Bart Stark of Stark Horse Transport talks with an exercise rider

Bart Stark of Stark Horse Transport talks with an exercise rider

Unlike Central Kentucky's Thoroughbred business, which is largely localized around Lexington, New York's Thoroughbreds are scattered all over the state, which complicates matters for veterinarians and other practitioners trying to care for them.

“My personal practice is really big. I drive a lot of miles. Logistically, it's way more challenging,,” said Ahlschwede, who noted Rood and Riddle's podiatrist treks to Long Island periodically to see clients. “It's a fact of life up here that you have to go farther, or people have to bring their horses a little farther.”

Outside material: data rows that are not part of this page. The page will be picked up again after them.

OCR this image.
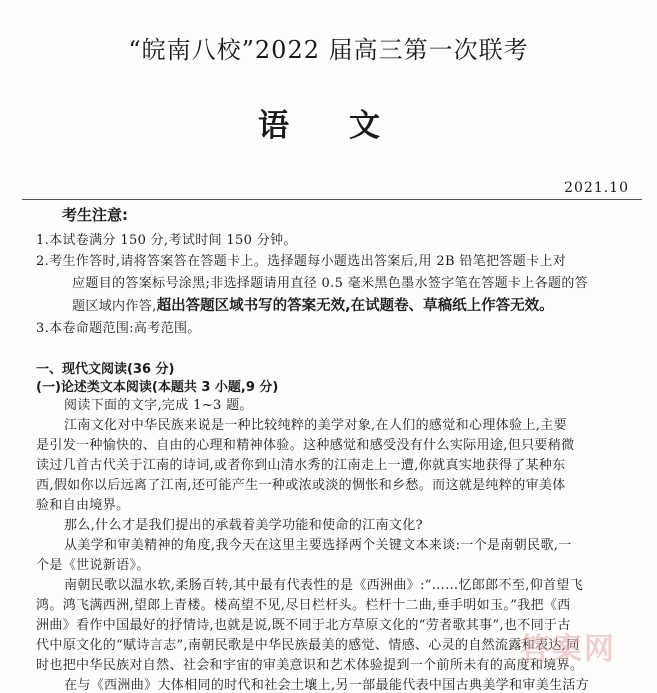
“皖南八校”2022 届高三第一次联考
语文
2021.10
考生注意:
1.本试卷满分 150 分,考试时间 150 分钟。
2.考生作答时,请将答案答在答题卡上。选择题每小题选出答案后,用 2B 铅笔把答题卡上对
应题目的答案标号涂黑;非选择题请用直径 0.5 毫米黑色墨水签字笔在答题卡上各题的答
题区域内作答,超出答题区域书写的答案无效,在试题卷、草稿纸上作答无效。
3.本卷命题范围:高考范围。
一、现代文阅读(36 分)
(一)论述类文本阅读(本题共 3 小题,9 分)
阅读下面的文字,完成 1~3 题。
江南文化对中华民族来说是一种比较纯粹的美学对象,在人们的感觉和心理体验上,主要
是引发一种愉快的、自由的心理和精神体验。这种感觉和感受没有什么实际用途,但只要稍微
读过几首古代关于江南的诗词,或者你到山清水秀的江南走上一遭,你就真实地获得了某种东
西,假如你以后远离了江南,还可能产生一种或浓或淡的惆怅和乡愁。而这就是纯粹的审美体
验和自由境界。
那么,什么才是我们提出的承载着美学功能和使命的江南文化?
从美学和审美精神的角度,我今天在这里主要选择两个关键文本来谈:一个是南朝民歌,一
个是《世说新语》。
南朝民歌以温水软,柔肠百转,其中最有代表性的是《西洲曲》:“……忆郎郎不至,仰首望飞
鸿。鸿飞满西洲,望郎上青楼。楼高望不见,尽日栏杆头。栏杆十二曲,垂手明如玉。”我把《西
洲曲》看作中国最好的抒情诗,也就是说,既不同于北方草原文化的“劳者歌其事”,也不同于古
代中原文化的“赋诗言志”,南朝民歌是中华民族最美的感觉、情感、心灵的自然流露和表达,同
时也把中华民族对自然、社会和宇宙的审美意识和艺术体验提到一个前所未有的高度和境界。
在与《西洲曲》大体相同的时代和社会土壤上,另一部最能代表中国古典美学和审美生活方
答案网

Becky Thomas of Sequel New York in Hudson said there are still a few equine support services in New York that could benefit from growth. In particular, she hopes some more experienced farriers find their way north in the coming years. Although the quality of available care in New York is strong, Thomas believes the state needs professionals with more Thoroughbred-focused experience to keep up with the increasing demand for work.

“The biggest problem in New York right now is education,” said Thomas. “We are so highly tuned toward going towards sales … a lot of the breeders in New York have never been exposed to that, so they don't know to ask their blacksmiths about [that work.]

“Usually the better blacksmiths in New York … they're booked. Just like in Lexington, if you have just four or five horses, you're not going to get the Bobby Langleys of the world. That's absolutely an area that's growing and we do need. And a lot of it, I think, is people in outside areas don't understand there's a need for quality blacksmiths there.”